Depression is an under-recognized comorbidity associated with amyotrophic lateral sclerosis (ALS). The goals of this study were to prospectively estimate the prevalence of depression and other ALS related symptoms and to study the impact of depression on enrollment in research studies. One hundred and twenty-seven people with ALS completed the ALS Depression Inventory (ADI-12) and answered questions about ALS related symptoms and research study enrollment preferences. Demographics, ALS symptoms, medications, functional status, and research enrollment were compared between depressed and non-depressed patients. Results showed that the prevalence of mild and severe depression was 29% and 6%, respectively. More than one-third of our ALS patients were receiving anti-depressants to treat depression, sialorrhea, and pseudobulbar affect. Depression prevalence was not correlated with disease duration or progression. Except for anxiety, none of the ALS related symptoms predicted depression. The presence of depression did not have an effect on the decision to enroll in research studies.
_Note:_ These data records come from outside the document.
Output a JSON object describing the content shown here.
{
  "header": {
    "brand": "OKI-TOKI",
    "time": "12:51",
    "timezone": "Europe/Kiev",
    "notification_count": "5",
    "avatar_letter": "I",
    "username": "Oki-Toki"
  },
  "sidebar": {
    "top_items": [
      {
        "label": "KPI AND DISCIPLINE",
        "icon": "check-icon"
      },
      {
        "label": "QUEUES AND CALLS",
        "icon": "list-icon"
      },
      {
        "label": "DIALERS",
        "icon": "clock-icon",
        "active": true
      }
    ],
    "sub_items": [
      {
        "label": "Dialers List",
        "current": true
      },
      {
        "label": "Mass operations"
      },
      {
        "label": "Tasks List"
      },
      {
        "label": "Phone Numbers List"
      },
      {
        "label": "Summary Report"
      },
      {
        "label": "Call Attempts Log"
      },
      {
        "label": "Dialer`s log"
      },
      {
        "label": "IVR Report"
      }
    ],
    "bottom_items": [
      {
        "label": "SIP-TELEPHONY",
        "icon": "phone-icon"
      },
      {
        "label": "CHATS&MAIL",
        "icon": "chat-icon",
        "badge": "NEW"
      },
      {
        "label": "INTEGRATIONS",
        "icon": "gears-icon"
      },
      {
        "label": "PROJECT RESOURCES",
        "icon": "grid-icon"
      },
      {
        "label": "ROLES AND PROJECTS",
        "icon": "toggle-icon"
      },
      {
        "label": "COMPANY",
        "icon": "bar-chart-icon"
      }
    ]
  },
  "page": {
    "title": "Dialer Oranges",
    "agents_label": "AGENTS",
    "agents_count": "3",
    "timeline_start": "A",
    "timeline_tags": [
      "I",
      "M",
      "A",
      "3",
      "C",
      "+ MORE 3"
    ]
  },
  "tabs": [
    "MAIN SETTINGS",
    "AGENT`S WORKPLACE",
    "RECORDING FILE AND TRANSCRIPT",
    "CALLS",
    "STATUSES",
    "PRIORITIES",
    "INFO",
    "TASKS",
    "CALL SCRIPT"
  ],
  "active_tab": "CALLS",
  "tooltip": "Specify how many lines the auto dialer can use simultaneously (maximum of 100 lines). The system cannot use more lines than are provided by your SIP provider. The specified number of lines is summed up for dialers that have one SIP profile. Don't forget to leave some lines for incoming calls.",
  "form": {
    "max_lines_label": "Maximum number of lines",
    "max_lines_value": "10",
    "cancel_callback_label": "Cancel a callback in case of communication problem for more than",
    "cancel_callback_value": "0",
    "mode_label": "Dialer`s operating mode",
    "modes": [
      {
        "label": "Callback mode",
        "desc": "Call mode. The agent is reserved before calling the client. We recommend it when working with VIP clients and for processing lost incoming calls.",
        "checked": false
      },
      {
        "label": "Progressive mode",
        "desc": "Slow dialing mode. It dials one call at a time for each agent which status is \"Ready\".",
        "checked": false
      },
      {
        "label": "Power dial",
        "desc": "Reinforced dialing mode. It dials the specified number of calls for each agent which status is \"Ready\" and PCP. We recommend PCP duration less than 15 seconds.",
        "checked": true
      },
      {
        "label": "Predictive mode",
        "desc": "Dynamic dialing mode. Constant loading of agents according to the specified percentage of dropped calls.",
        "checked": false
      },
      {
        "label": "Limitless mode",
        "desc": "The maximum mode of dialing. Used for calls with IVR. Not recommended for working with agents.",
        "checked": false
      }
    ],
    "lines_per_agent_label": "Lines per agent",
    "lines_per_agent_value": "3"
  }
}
In conclusion, major depression is less common in our ALS cohort than in the general population. The diagnosis of depression can be masked by some ALS related symptoms and it has no impact on enrollment in ALS clinical trials.

Acknowledgements

We would like to thank the participants in this study and DiGiovanni MGH ALS research fund. This work was conducted with support from NIH-T32NS0498005 and the Scholars in Clinical Science Program (SCSP) of Harvard Catalyst, the Harvard Clinical and Translational Science Center and financial contributions from Harvard University and its affiliated academic health centers.

Declaration of interest: The authors report no conflicts of interest. The authors alone are responsible for the content and writing of the paper.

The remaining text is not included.